Ante el actual problema de la evasión y elusión fiscal que afecta a varios países, la Comisión Independiente para la Reforma de la Tributación Corporativa Internacional (ICRICT, por su sigla en inglés) propuso crear un registro mundial de activos financieros para combatir estos problemas.

De acuerdo con la ICRICT, 7.6 billones de dólares están escondidos en paraísos fiscales, sin pagar los impuestos correspondientes. Esta cifra equivale a 10% del Producto Interno Bruto (PIB) mundial y está oculto como depósitos, acciones, bonos y fondos de inversión.

Por ello, la ICRICT consideró pertinente la creación de un registro mundial de activos financieros, el cual sería “esencial en la lucha contra los flujos financieros ilícitos”.

“También permitiría medir y comprender la desigualdad de la riqueza, ayudando a promover una tributación adecuada para reducir las consecuencias negativas de la desigualdad”, refirió en su informe, Una Hoja de Ruta para un Registro Mundial de Activos Financieros.

Añadió que la creación de un registro así permitiría poner fin a la impunidad que hay cuando se esconde la riqueza y no se pagan los impuestos correspondientes, con lo cual se afecta gravemente a los fiscos.

Este registro debe asegurar que la información sobre la propiedad del patrimonio se refiera al propietario final de los activos y no a sus propietarios legales.

“Una fracción importante de la riqueza en los paraísos fiscales está concentrada en empresas fantasma, las cuales tienen el objetivo claro de hacer que los beneficiarios finales no sean localizables. Una medida crucial sería un registro financiero global de los titulares reales y últimos de las empresas, cuentas bancarias y propiedades. Eso permitiría limitar la evasión fiscal, el lavado de dinero e incluso el financiamiento del terrorismo”, detalló José Antonio Ocampo, presidente de la ICRICT.

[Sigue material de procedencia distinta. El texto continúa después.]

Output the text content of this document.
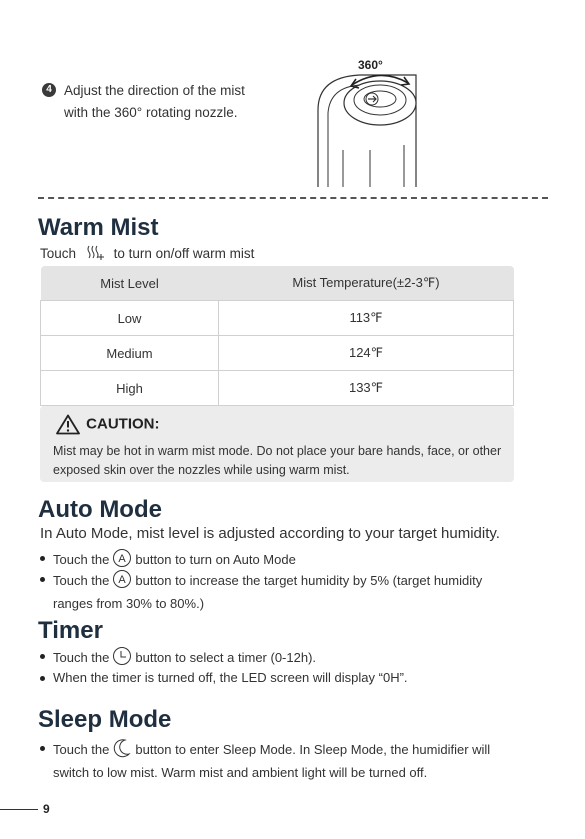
4 Adjust the direction of the mist with the 360° rotating nozzle.
360°
Warm Mist
Touch	to turn on/off warm mist
Mist Level	Mist Temperature(±2-3℉)
Low	113℉
Medium	124℉
High	133℉
CAUTION:
Mist may be hot in warm mist mode. Do not place your bare hands, face, or other exposed skin over the nozzles while using warm mist.
Auto Mode
In Auto Mode, mist level is adjusted according to your target humidity.
Touch the A button to turn on Auto Mode
Touch the A button to increase the target humidity by 5% (target humidity ranges from 30% to 80%.)
Timer
Touch the button to select a timer (0-12h).
When the timer is turned off, the LED screen will display “0H”.
Sleep Mode
Touch the button to enter Sleep Mode. In Sleep Mode, the humidifier will switch to low mist. Warm mist and ambient light will be turned off.
9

La comisión indicó que para crear el registro primero se deben desarrollar proyectos piloto, especialmente en los principales centros financieros, que son utilizados por residentes de todo el mundo para mantener activos, para después hacerlo a nivel global.

“Los países de la OCDE, que son los principales centros financieros, tienen prioridad. Tienen la capacidad financiera y tecnológica, y gran parte de la riqueza del mundo ya está ahí”, aseveró.

Además, se debe decidir qué tipos de activos cubrirá el registro, por ejemplo, bienes raíces, oro, inmuebles, y si la información debe ser o no pública.

Fomentan la desigualdad social

Para los miembros y académicos de la ICRICT, la evasión y elusión fiscal fomentan la desigualdad social, ya que, al final, los sistemas tributarios se mantienen más de las personas físicas, mientras que las empresas multinacionales y lo más ricos buscan la manera de pagar menos en sus impuestos.

“El sistema fiscal no sólo es obsoleto, es absolutamente injusto. Recarga la carga impositiva de las multinacionales a las pequeñas y medianas empresas y también al resto de la ciudadanía, a través de impuestos indirectos regresivos como el Impuesto al Valor Agregado (IVA), el cual tiene un fuerte impacto en la población que vive en la pobreza”, expuso hace algunos días Magdalena Sepúlveda, miembro de la ICRICT.

Varios miembros de la ICRICT sostuvieron que no hay manera de abordar la reducción de la desigualdad en los países sin que no se aborden políticas fiscales que consigan una redistribución justa de los recursos, así como un sistema tributario equitativo.

“Los paraísos fiscales son un motor clave de la desigualdad mundial, porque los principales beneficiarios son los accionistas de las empresas que los utilizan para eludir los impuestos. Además de ayudar a las multinacionales a eludir los impuestos, los centros offshore permiten que una serie de individuos ultra ricos oculten sus riquezas”, mencionó Gabriel Zucman, integrante de la ICRICT.